Luke Hancock started the season 4 of 29 from three-point range.
The University of Louisville sophomore transfer from George Mason ended the season being named Most Outstanding Player of the NCAA Championship and guided the Cardinals to a third national title.
"A little different than my start," Hancock said with a smile.
Hancock, who struggled early in the season and had many fans wondering if he could play at U of L much less be the team captain, ended the season with a shooting spree that hasn't been seen before in the NCAA title game.
U of L rallied from 12 points down in the first half to beat Michigan 82-76 for the national title. And it was Hancock who led the way, scoring 14 straight points – including 4 of 4 three-pointers – in one stretch late in the first half.
Hancock finished the game 5-for-5 from three-point range and finished with 22 points after scoring 20 in the semifinals against Wichita State. He became the first reserve to ever win the MOP award at the Final Four. He was also the first MOP to average under 10 points a game during the regular season since 1951.
"It's been a long road," Hancock said, holding the trophy. "There's just no way to describe it. I'm so excited it ended like this."

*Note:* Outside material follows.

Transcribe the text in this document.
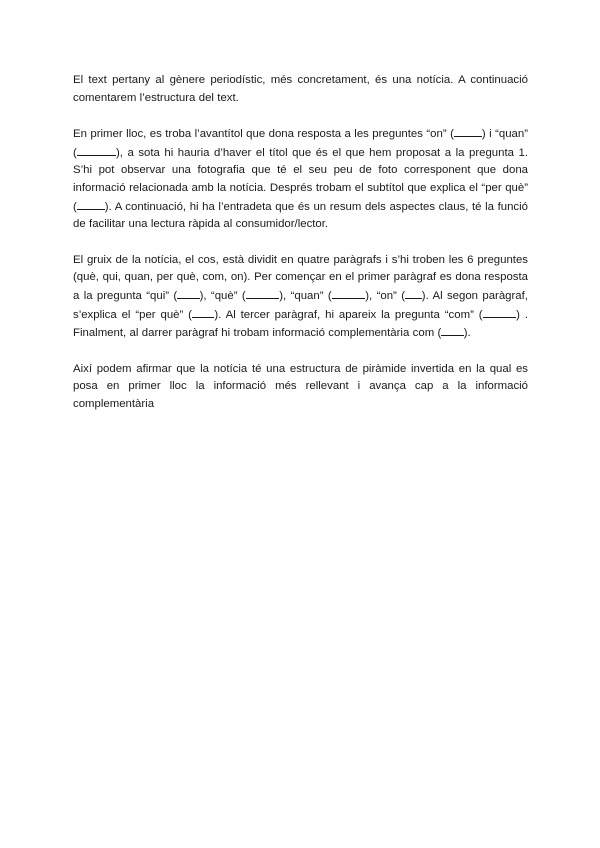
El text pertany al gènere periodístic, més concretament, és una notícia. A continuació comentarem l’estructura del text.

En primer lloc, es troba l’avantítol que dona resposta a les preguntes “on” ( ) i “quan” (	), a sota hi hauria d’haver el títol que és el que hem proposat a la pregunta 1. S’hi pot observar una fotografia que té el seu peu de foto corresponent que dona informació relacionada amb la notícia. Després trobam el subtítol que explica el “per què” ( ). A continuació, hi ha l’entradeta que és un resum dels aspectes claus, té la funció de facilitar una lectura ràpida al consumidor/lector.

El gruix de la notícia, el cos, està dividit en quatre paràgrafs i s’hi troben les 6 preguntes (què, qui, quan, per què, com, on). Per començar en el primer paràgraf es dona resposta a la pregunta “qui” ( ), “què” (	), “quan” (	), “on” ( ). Al segon paràgraf, s’explica el “per què” ( ). Al tercer paràgraf, hi apareix la pregunta “com” (	) . Finalment, al darrer paràgraf hi trobam informació complementària com ( ).

Així podem afirmar que la notícia té una estructura de piràmide invertida en la qual es posa en primer lloc la informació més rellevant i avança cap a la informació complementària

Hancock, who had a shoulder injury that he was trying to overcome early in the season, was not only the MOP but also appears on the cover of Sports Illustrated, noting the new-found success is "hard to believe."
It was all a big treat for Hancock, whose father Bill, was watching from the front row. Bill Hancock is gravely ill and hadn't been able to attend many games this season but was at the Final Four.
After putting on his show in the first half, Hancock left the court with a wink and a wave to his father It didn't take him long to find Bill Hancock after the game and give him a big huge as the emotions flow.
"It doesn't get any better than this," Hancock said.
U of L walk-on Tim Henderson was asked about Hancock's big game and he said it "was like it was meant to be," because of his father.
Hancock was such a key player late in the season.
After hurting his shoulder in a pickup game last April, Hancock struggled early on. He was 2 of 9 in the opener and 1 of 10 in the second game of the season after Pitino called him the best offensive player on the team in the preseason.
But Hancock didn't get down.
"With Luke it was just a matter of getting over his injury," Pitino said. "His toughness is beyond the norm. He had the worst shoulder injury (trainer) Fred Hina said he has ever seen. He shouldn't be playing now.
"He's the toughest kid I've seen."
Hancock said recently it wasn't until late February that he started to feel good and "I won't be 100 percent this year, no way."
But he was good enough.
Hancock was 8 of 10 from three-point range in the Final Four and made 11 of 19 three's during the six-game NCAA Tournament run. Hancock was 28 of 49 from three-point range since the Seton Hall game in late February.
"We just wait and Luke make big plays," U of L guard Russ Smith.
Added Stephan Van Treese: "He just makes so many big shots."
Hancock said when he walked into the locker room that he wasn't going to let the trophy go, telling a reporter "take as many pictures as you want."
Hancock has so many good memories and his father was there to see it, making it "just that much more special."
After the game, Hancock went onto the ladder to cut down a piece of the net. He looked at several teammates and said, "This string goes to dad."